Mais l'Église clandestine vit, sa beauté est indescriptible ; la sainteté y fleurit, radieuse, comme aux premiers siècles. En Russie et en Chine, il n'y a plus de chrétiens purement nominaux, tièdes et somnolents ; le prix à payer y est beaucoup trop élevé. Il faut se rappeler que les persécutions ont toujours produit des chrétiens meilleurs, des chrétiens qui n'ont pas peur de témoigner, des conquérants d'âmes, qui sortent de la fournaise purifiés et trempés.

Ce qui vient d'être dit n'est qu'une approche d'un problème gigantesque. Les considérations politiques et économiques entre pays divers ne doivent jamais perdre de vue quelle sorte d'interlocuteur se tient en face. Il est certain que dans un pays sous régime marxiste-léniniste, la nature humaine tend petit à petit à reprendre ses droits, et les violences à s'atténuer en apparence. Mais tant que l'athéisme fondamental n'est pas explicitement et pratiquement récusé, le régime reste intrinsèquement pervers. Ce sera encore longtemps le cas, à vues humaines.

 

 

b) La Subversion occulte

Dans tout pays non sous régime marxiste-léniniste, la subversion existe aussi, active à des degrés divers, plus ou moins masquée, influençant plus ou moins le pouvoir. Son action est essentiellement corruptrice. Distinguons la corruption des mœurs, de l'intelligence et de la nature .

1) Corruption des mœurs

Elle a existé de tout temps, mais elle prend aujourd'hui un caractère organisé et social.
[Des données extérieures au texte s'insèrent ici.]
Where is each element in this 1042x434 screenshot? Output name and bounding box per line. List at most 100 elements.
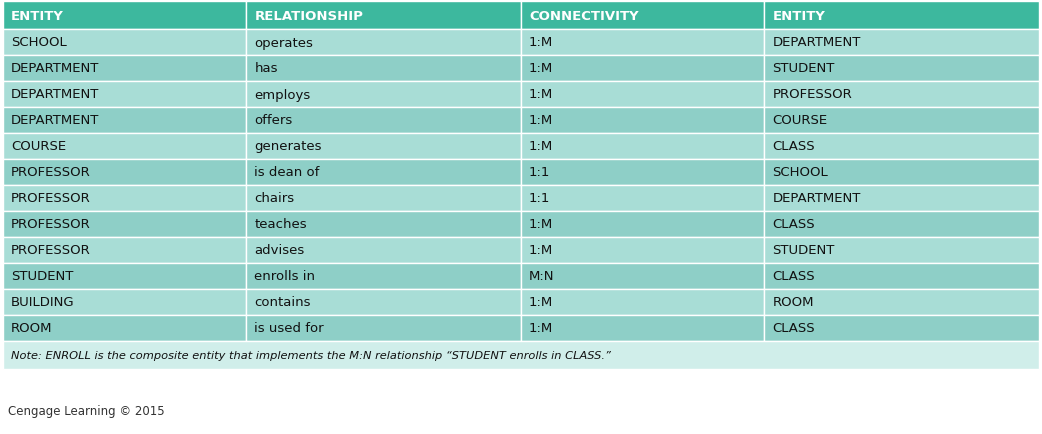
Text: STUDENT: STUDENT	[11, 270, 73, 283]
Text: PROFESSOR: PROFESSOR	[772, 88, 852, 101]
Bar	[247, 237, 521, 263]
Bar	[765, 108, 1039, 134]
Bar	[765, 160, 1039, 186]
Bar	[3, 211, 247, 237]
Bar	[247, 263, 521, 289]
Text: contains: contains	[254, 296, 311, 309]
Bar	[521, 134, 765, 160]
Text: RELATIONSHIP: RELATIONSHIP	[254, 10, 364, 23]
Bar	[765, 289, 1039, 315]
Bar	[3, 186, 247, 211]
Text: 1:M: 1:M	[529, 296, 553, 309]
Bar	[247, 315, 521, 341]
Bar	[247, 2, 521, 30]
Bar	[247, 289, 521, 315]
Text: DEPARTMENT: DEPARTMENT	[11, 62, 99, 76]
Text: is dean of: is dean of	[254, 166, 320, 179]
Text: 1:M: 1:M	[529, 218, 553, 231]
Bar	[3, 315, 247, 341]
Text: M:N: M:N	[529, 270, 554, 283]
Bar	[765, 186, 1039, 211]
Bar	[521, 160, 765, 186]
Bar	[3, 289, 247, 315]
Text: SCHOOL: SCHOOL	[11, 36, 67, 49]
Text: CLASS: CLASS	[772, 322, 815, 335]
Bar	[765, 315, 1039, 341]
Text: PROFESSOR: PROFESSOR	[11, 244, 91, 257]
Bar	[765, 56, 1039, 82]
Bar	[247, 56, 521, 82]
Bar	[247, 211, 521, 237]
Bar	[521, 56, 765, 82]
Text: ROOM: ROOM	[11, 322, 52, 335]
Text: 1:M: 1:M	[529, 140, 553, 153]
Text: PROFESSOR: PROFESSOR	[11, 192, 91, 205]
Text: CLASS: CLASS	[772, 270, 815, 283]
Text: 1:M: 1:M	[529, 62, 553, 76]
Text: 1:M: 1:M	[529, 114, 553, 127]
Bar	[521, 237, 765, 263]
Bar	[521, 108, 765, 134]
Text: is used for: is used for	[254, 322, 324, 335]
Text: COURSE: COURSE	[772, 114, 827, 127]
Bar	[521, 263, 765, 289]
Bar	[3, 2, 247, 30]
Bar	[521, 289, 765, 315]
Bar	[247, 108, 521, 134]
Text: CLASS: CLASS	[772, 140, 815, 153]
Bar	[247, 160, 521, 186]
Bar	[521, 30, 765, 56]
Text: chairs: chairs	[254, 192, 295, 205]
Text: 1:1: 1:1	[529, 192, 550, 205]
Bar	[3, 30, 247, 56]
Bar	[765, 237, 1039, 263]
Text: DEPARTMENT: DEPARTMENT	[11, 114, 99, 127]
Text: ENTITY: ENTITY	[11, 10, 64, 23]
Text: PROFESSOR: PROFESSOR	[11, 218, 91, 231]
Text: 1:M: 1:M	[529, 36, 553, 49]
Text: 1:M: 1:M	[529, 322, 553, 335]
Text: offers: offers	[254, 114, 293, 127]
Text: ROOM: ROOM	[772, 296, 814, 309]
Text: PROFESSOR: PROFESSOR	[11, 166, 91, 179]
Text: generates: generates	[254, 140, 322, 153]
Text: DEPARTMENT: DEPARTMENT	[11, 88, 99, 101]
Text: ENTITY: ENTITY	[772, 10, 825, 23]
Text: advises: advises	[254, 244, 304, 257]
Bar	[521, 315, 765, 341]
Text: DEPARTMENT: DEPARTMENT	[772, 36, 861, 49]
Bar	[3, 160, 247, 186]
Bar	[521, 211, 765, 237]
Bar	[521, 186, 765, 211]
Bar	[521, 2, 765, 30]
Bar	[3, 341, 1039, 369]
Text: 1:1: 1:1	[529, 166, 550, 179]
Bar	[247, 134, 521, 160]
Bar	[3, 134, 247, 160]
Text: STUDENT: STUDENT	[772, 244, 835, 257]
Bar	[3, 82, 247, 108]
Text: employs: employs	[254, 88, 311, 101]
Text: CLASS: CLASS	[772, 218, 815, 231]
Bar	[765, 30, 1039, 56]
Bar	[247, 30, 521, 56]
Text: teaches: teaches	[254, 218, 307, 231]
Text: operates: operates	[254, 36, 314, 49]
Text: has: has	[254, 62, 278, 76]
Bar	[3, 237, 247, 263]
Text: DEPARTMENT: DEPARTMENT	[772, 192, 861, 205]
Text: Note: ENROLL is the composite entity that implements the M:N relationship “STUDE: Note: ENROLL is the composite entity tha…	[11, 350, 611, 360]
Text: Cengage Learning © 2015: Cengage Learning © 2015	[8, 404, 165, 417]
Bar	[3, 263, 247, 289]
Text: BUILDING: BUILDING	[11, 296, 75, 309]
Bar	[765, 2, 1039, 30]
Bar	[247, 82, 521, 108]
Bar	[765, 211, 1039, 237]
Bar	[765, 82, 1039, 108]
Bar	[765, 134, 1039, 160]
Bar	[3, 56, 247, 82]
Text: COURSE: COURSE	[11, 140, 66, 153]
Bar	[765, 263, 1039, 289]
Text: CONNECTIVITY: CONNECTIVITY	[529, 10, 639, 23]
Text: 1:M: 1:M	[529, 88, 553, 101]
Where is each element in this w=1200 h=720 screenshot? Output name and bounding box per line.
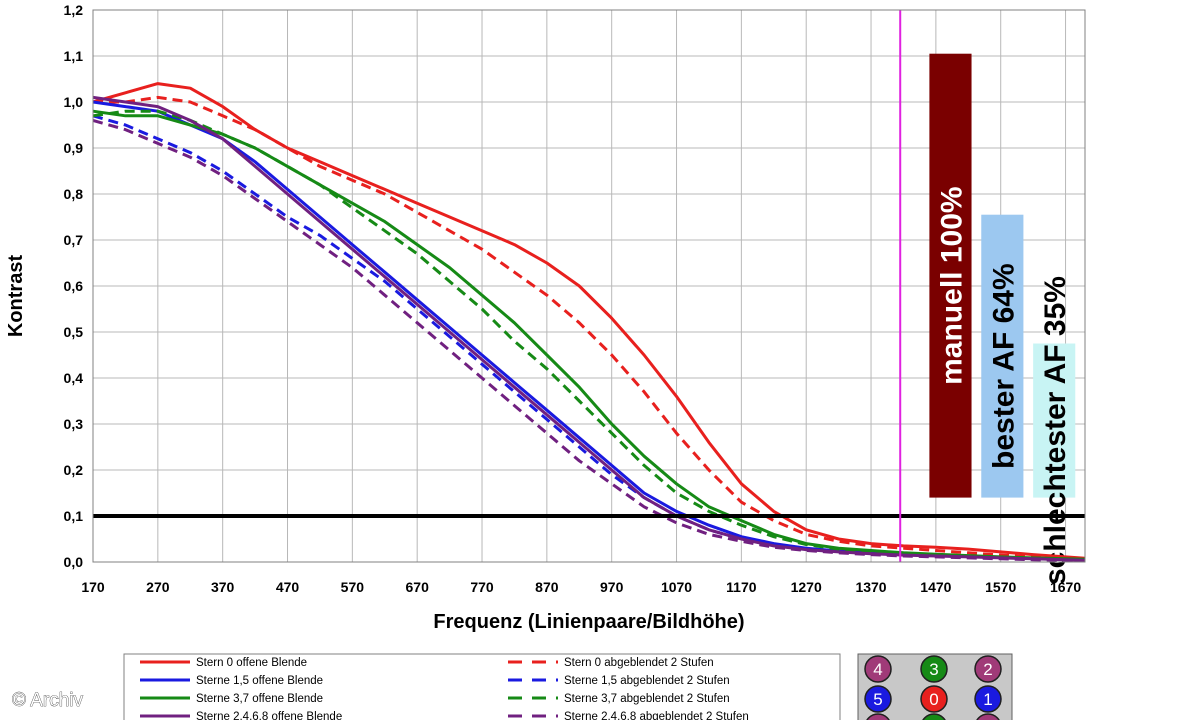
x-tick-label: 1670 (1050, 579, 1081, 595)
x-tick-label: 1270 (791, 579, 822, 595)
legend-label: Sterne 2,4,6,8 offene Blende (196, 711, 342, 720)
x-tick-label: 370 (211, 579, 235, 595)
y-tick-label: 1,1 (64, 48, 84, 64)
y-tick-label: 0,5 (64, 324, 84, 340)
series-line (92, 95, 1086, 562)
x-tick-label: 770 (470, 579, 494, 595)
star-marker (920, 685, 948, 713)
x-tick-label: 170 (81, 579, 105, 595)
x-tick-label: 1070 (661, 579, 692, 595)
star-marker (864, 655, 892, 683)
legend-label: Sterne 2,4,6,8 abgeblendet 2 Stufen (564, 711, 749, 720)
y-tick-label: 0,2 (64, 462, 84, 478)
star-marker-number: 4 (873, 660, 882, 679)
legend-label: Sterne 3,7 abgeblendet 2 Stufen (564, 693, 730, 705)
legend-box (123, 653, 841, 720)
legend-label: Sterne 1,5 offene Blende (196, 675, 323, 687)
star-marker-panel: 4 3 2 5 0 1 (857, 653, 1013, 720)
af-bar (1033, 343, 1076, 498)
y-tick-label: 0,1 (64, 508, 84, 524)
y-tick-label: 1,2 (64, 2, 84, 18)
bar-label: schlechtester AF 35% (1039, 276, 1072, 585)
y-tick-label: 1,0 (64, 94, 84, 110)
bar-label: bester AF 64% (987, 263, 1020, 469)
x-axis-title: Frequenz (Linienpaare/Bildhöhe) (433, 611, 744, 633)
series-lines (92, 82, 1086, 563)
legend-label: Sterne 1,5 abgeblendet 2 Stufen (564, 675, 730, 687)
star-marker-number: 2 (983, 660, 992, 679)
x-tick-label: 570 (341, 579, 365, 595)
x-tick-labels: 170 270 370 470 570 670 770 870 970 1070 1170 1270 1… (81, 579, 1081, 595)
y-tick-label: 0,0 (64, 554, 84, 570)
af-bar (981, 214, 1024, 498)
legend-label: Stern 0 abgeblendet 2 Stufen (564, 657, 714, 669)
x-tick-label: 1470 (920, 579, 951, 595)
series-line (92, 82, 1086, 560)
y-tick-label: 0,3 (64, 416, 84, 432)
legend: Stern 0 offene Blende Stern 0 abgeblendet… (123, 653, 841, 720)
star-marker-number: 5 (873, 690, 882, 709)
x-tick-label: 1170 (726, 579, 757, 595)
x-tick-label: 870 (535, 579, 559, 595)
star-marker (864, 685, 892, 713)
plot-frame (92, 9, 1086, 563)
x-tick-label: 270 (146, 579, 170, 595)
star-marker-partial (976, 713, 1000, 720)
x-tick-label: 1570 (985, 579, 1016, 595)
star-marker (974, 655, 1002, 683)
y-tick-label: 0,8 (64, 186, 84, 202)
star-marker-number: 1 (983, 690, 992, 709)
legend-label: Sterne 3,7 offene Blende (196, 693, 323, 705)
x-tick-label: 470 (276, 579, 300, 595)
copyright-watermark: © Archiv (12, 690, 84, 711)
star-marker-number: 0 (929, 690, 938, 709)
bar-group: manuell 100% bester AF 64% schlechtester A… (929, 53, 1076, 585)
star-marker-partial (866, 713, 890, 720)
bar-label: manuell 100% (935, 186, 968, 384)
y-tick-label: 0,9 (64, 140, 84, 156)
star-marker-partial (922, 713, 946, 720)
y-tick-label: 0,6 (64, 278, 84, 294)
y-tick-label: 0,4 (64, 370, 84, 386)
star-marker (974, 685, 1002, 713)
y-tick-label: 0,7 (64, 232, 84, 248)
x-tick-label: 1370 (855, 579, 886, 595)
x-tick-label: 670 (406, 579, 430, 595)
af-bar (929, 53, 972, 498)
legend-label: Stern 0 offene Blende (196, 657, 307, 669)
y-axis-title: Kontrast (5, 255, 27, 338)
star-marker (920, 655, 948, 683)
y-tick-labels: 0,0 0,1 0,2 0,3 0,4 0,5 0,6 0,7 0,8 0,9 1,0 1,1 1,2 (64, 2, 84, 570)
x-tick-label: 970 (600, 579, 624, 595)
star-marker-number: 3 (929, 660, 938, 679)
series-line (92, 114, 1086, 562)
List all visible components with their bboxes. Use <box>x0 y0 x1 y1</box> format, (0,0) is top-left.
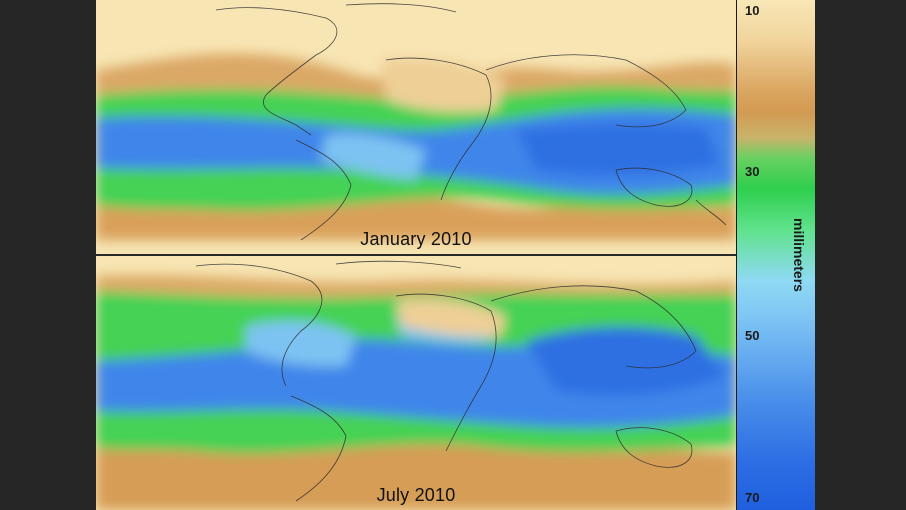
map-label-january: January 2010 <box>360 229 472 249</box>
colorbar-tick: 70 <box>745 490 760 505</box>
colorbar-unit-label: millimeters <box>791 218 807 292</box>
map-panel-july: July 2010 <box>96 256 736 510</box>
panel-divider <box>96 254 736 256</box>
map-panel-january: January 2010 <box>96 0 736 254</box>
colorbar-tick: 10 <box>745 3 760 18</box>
precipitable-water-figure: January 2010 <box>96 0 815 510</box>
map-label-july: July 2010 <box>376 485 456 505</box>
colorbar-tick: 50 <box>745 328 760 343</box>
world-map-january <box>96 0 736 254</box>
colorbar-tick: 30 <box>745 164 760 179</box>
world-map-july <box>96 256 736 510</box>
colorbar: 10 30 50 70 millimeters <box>736 0 815 510</box>
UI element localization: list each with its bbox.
Dans l'emploi de la drogue par exemple, il est avéré que plus d'un quart de la jeunesse de nombreux lycées et collèges s'adonne à ces substances. on cite le cas d'un institut en Suisse duquel un professeur et neuf élèves, drogués, durent être déplacés ; ils voulaient crucifier un autre élève. Th. Leary, responsable du suicide de centaines de jeunes est encensé par une Feuille d'Avis comme un nouveau Socrate.

Dans le domaine du sexe, ne pouvait-on pas voir à Genève, assez récemment un théâtre tristement célèbre par la pratique sur scène de l'acte sexuel et de la masturbation. Un religieux en Belgique n'a-t-il pas "béni" l'union d'un couple d'homosexuels ? La pornographie s'est mise à "fleurir" au cinéma.

La télévision fait l'apologie de la violence dans de nombreux films, et accentue toutes les informations qui font le jeu de la Révolution.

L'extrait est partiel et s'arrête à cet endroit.